Le Sénégal et les époques en rythmes

«C’est formidable de retrouver toute cette ferveur après cette pandémie», s’est extasiée une jeune dame, enjouée devant la foule qui distribue des billets de banque à Maty Thiam Dogo, au pied de la scène. Une autre dame, plus âgée et entre d’autres congénères, est ébahie par les panégyries des comédiennes de la Troupe nationale dramatique. Des textes déclamés par Adjara Fall, Ndèye Fatou Cissé et Yacine Diouf, dans un beau phrasé, une poésie éloquente et une élégance sans pareille. La dame dit se souvenir du temps où Awa Sène Sarr et la «Sambou Toubab» (elle parle de Joséphine Zambo) faisaient cette prestation avec autant de brio. Cette phase déclamatoire faisait intermède aux prestations des actuels pensionnaires de l’Ensemble lyrique. Une nouvelle génération, quoiqu’avec des noms marquants (tels Maty Thiam Dogo, Ndèye Fatou Ndiaye, Mbaye Ndiaye, Arame Camara, etc.), qui a rassuré les puristes.

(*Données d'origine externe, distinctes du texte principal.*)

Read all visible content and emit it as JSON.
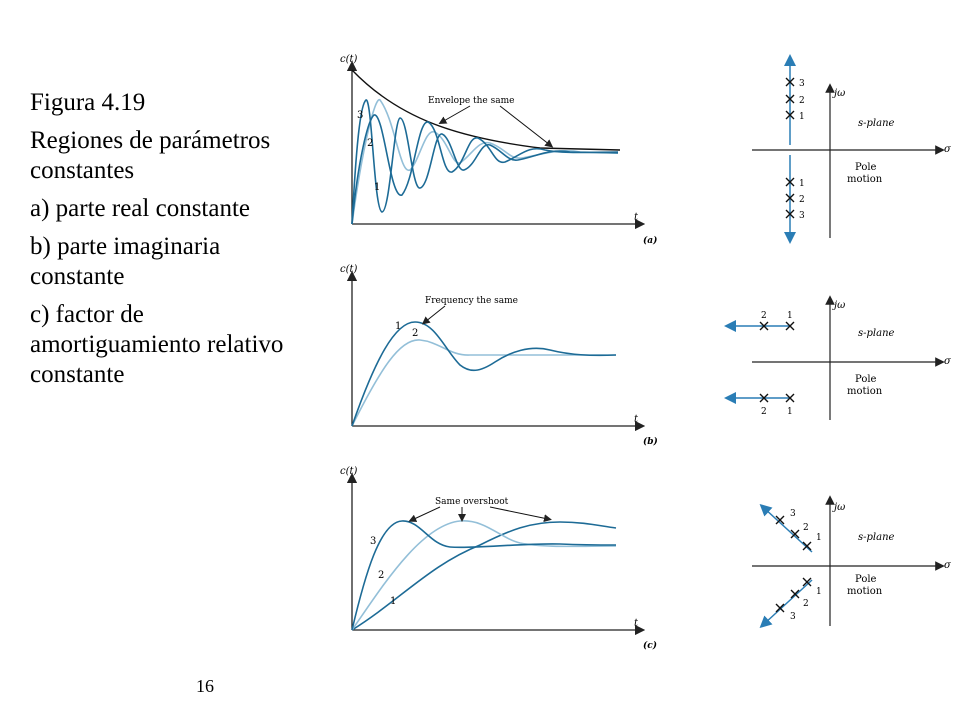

La liesse a surtout été accentuée par la composition hétéroclite et pluriethnique de l’Ensemble. Chaque communauté du Sénégal a vu ses rythmes résonner, sous la musique d’un orchestre brillant et polyvalent. Chaque morceau a pu prouver la composition pluriethnique de l’assistance, chaque groupe se rassemblant sous le podium au passage du chanteur ou de la chanteuse de sa communauté. Cela a créé une compétition drôle chez le public, chacun se targuant du statut de meilleure facette culturelle. Ces couleurs ont aussi été égayées par les danseurs du Ballet national «La Linguère», qui ont accompagné par le costume et la chorégraphie les morceaux de la soirée. À sa façon, le ballet a participé à l’esprit «Demb ak Tay». Le leader du groupe, Pape Moussa Cissokho, après des acrobaties de la scène aux gradins, atterrit devant sa mère, Oumy Sène «Miss Karaté». Cette dernière, ancienne pensionnaire du ballet, qui doit son sobriquet à son agilité, se lève à son tour pour gratifier de pas qui témoignent de sa maîtrise jamais perdue.

De grands moments de nostalgie qui ont charmé un public conquis. Ainsi se concrétise le vœu du nouveau Directeur de la Compagnie du Théâtre national Daniel Sorano de ressusciter le propre de ce temple de la culture sénégalaise.